Other benchmark debt yields also held near record lows in the wake of their recent rally. U.S. 10-year Treasury notes had hit their lowest since November 2016 on Wednesday, pushed down by bets that the European Central Bank’s next head will maintain a dovish policy stance to buoy the euro zone economy.
“For central banks, everyone is expecting dovish moves, not only for U.S. but also for Europe and even Japan,” said Christophe Barraud, chief economist at Market Securities in Paris. “Everybody is a optimistic for quick central bank moves.”
The fall in U.S. Treasuries came after a report showed U.S. companies added fewer jobs than expected in June, raising concerns the labour market is softening even as the current U.S. economic expansion marked a record run last month.
With Wall Street closed for the Independence Day holiday, investors said they were now focused on Friday’s U.S. non-farm payrolls, which economists expect to have risen by 160,000 in June compared with 75,000 in May.
Separately, U.S. President Donald Trump on Wednesday repeated his call for the United States to match what he says are efforts by China and Europe to manipulate currencies and pump money into their economies.
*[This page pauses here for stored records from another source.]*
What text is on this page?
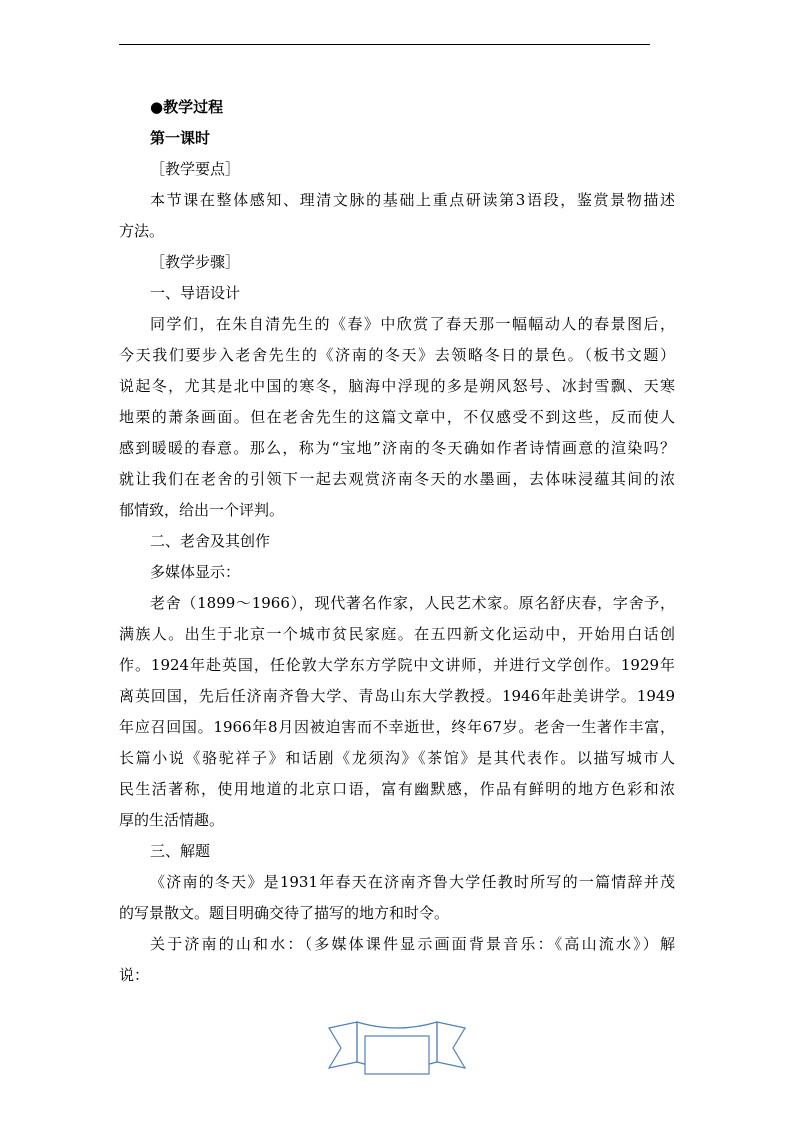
●教学过程
第一课时
［教学要点］
本节课在整体感知、理清文脉的基础上重点研读第3语段，鉴赏景物描述
方法。
［教学步骤］
一、导语设计
同学们，在朱自清先生的《春》中欣赏了春天那一幅幅动人的春景图后，
今天我们要步入老舍先生的《济南的冬天》去领略冬日的景色。（板书文题）
说起冬，尤其是北中国的寒冬，脑海中浮现的多是朔风怒号、冰封雪飘、天寒
地栗的萧条画面。但在老舍先生的这篇文章中，不仅感受不到这些，反而使人
感到暖暖的春意。那么，称为“宝地”济南的冬天确如作者诗情画意的渲染吗？
就让我们在老舍的引领下一起去观赏济南冬天的水墨画，去体味浸蕴其间的浓
郁情致，给出一个评判。
二、老舍及其创作
多媒体显示：
老舍（1899～1966），现代著名作家，人民艺术家。原名舒庆春，字舍予，
满族人。出生于北京一个城市贫民家庭。在五四新文化运动中，开始用白话创
作。1924年赴英国，任伦敦大学东方学院中文讲师，并进行文学创作。1929年
离英回国，先后任济南齐鲁大学、青岛山东大学教授。1946年赴美讲学。1949
年应召回国。1966年8月因被迫害而不幸逝世，终年67岁。老舍一生著作丰富，
长篇小说《骆驼祥子》和话剧《龙须沟》《茶馆》是其代表作。以描写城市人
民生活著称，使用地道的北京口语，富有幽默感，作品有鲜明的地方色彩和浓
厚的生活情趣。
三、解题
《济南的冬天》是1931年春天在济南齐鲁大学任教时所写的一篇情辞并茂
的写景散文。题目明确交待了描写的地方和时令。
关于济南的山和水：（多媒体课件显示画面背景音乐：《高山流水》）解
说：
Government borrowing costs in the euro zone have fallen to record lows after EU leaders agreed late on Tuesday to name Christine Lagarde as the ECB’s new president.
Lagarde, the current International Monetary Fund head, is widely expected to maintain the dovish stance of current ECB President Mario Draghi.
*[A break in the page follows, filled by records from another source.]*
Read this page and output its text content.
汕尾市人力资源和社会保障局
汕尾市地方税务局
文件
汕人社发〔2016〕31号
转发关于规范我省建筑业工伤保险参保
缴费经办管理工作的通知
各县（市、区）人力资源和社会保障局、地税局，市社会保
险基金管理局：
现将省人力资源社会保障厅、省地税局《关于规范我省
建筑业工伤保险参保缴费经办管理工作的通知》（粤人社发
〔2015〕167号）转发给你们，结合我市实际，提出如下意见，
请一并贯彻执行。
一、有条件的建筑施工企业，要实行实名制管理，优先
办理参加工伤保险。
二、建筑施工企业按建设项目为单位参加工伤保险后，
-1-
The action in bond markets buoyed stocks. MSCI’s all-country world index eked out a 0.1% gain after hitting its highest since February last year a day earlier.
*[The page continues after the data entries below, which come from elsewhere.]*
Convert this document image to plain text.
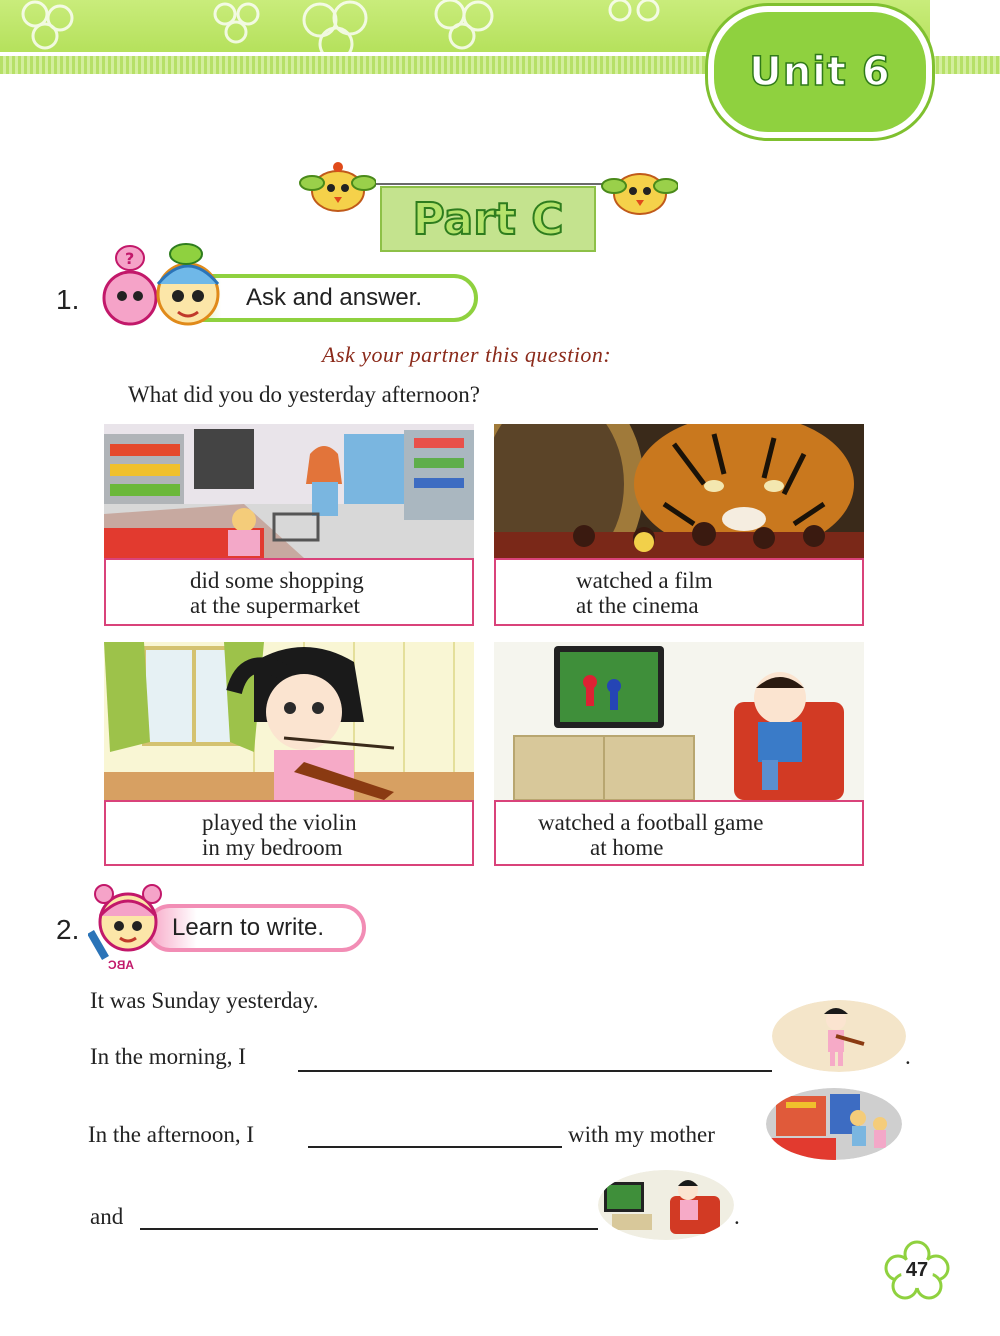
Unit 6
Part C
1.	Ask and answer.
?
Ask your partner this question:
What did you do yesterday afternoon?
did some shopping
at the supermarket
watched a film
at the cinema
played the violin
in my bedroom
watched a football game
at home
2.	Learn to write.
ABC
It was Sunday yesterday.
In the morning, I	.
In the afternoon, I	with my mother
and	.
47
Equity markets across Europe were flat, with the Euro STOXX 600 unchanged amid thin volumes. The three major U.S. stock indexes had finished at record closing highs on Wednesday.
Italian 10-year bond yields stayed close to their lowest since late 2016 after the European Commission dropped its threat to discipline Rome over its public finances, pushing the country’s main bourse to a new two-month peak.
In Asia, MSCI’s broadest index of Asia-Pacific shares outside Japan rose 0.2%.
For an interactive version of Bund yield set to fall below ECB deposit rate, click here tmsnrt.rs/2YtKj7d.
Expectations for rate cuts by the Fed saw the dollar drift away from recent highs, though currencies were by and large quiet in early European trade.
The dollar index against a basket of six major currencies was unchanged at 96.711.
The euro traded at $1.1284, a touch higher than its two-week low of $1.1268 touched on Wednesday.
FX strategists said that although the drop in U.S. Treasury yields overnight was negative for the dollar, softness in other currencies was lending some support.
“We are seeing some euro weakness and some dollar weakness, and the two are cancelling each other out,” said Thu Lan Nguyen, FX strategist at Commerzbank.
“What is happening in U.S. and euro zone monetary policy will also determine what happens in smaller countries,” she added.
In commodity markets, oil fell on data showing a smaller-than-expected decline in U.S. crude stockpiles and worries about the global economy.
Brent crude futures, the international benchmark for oil prices, were flat at $63.84 per barrel by 1109 GMT.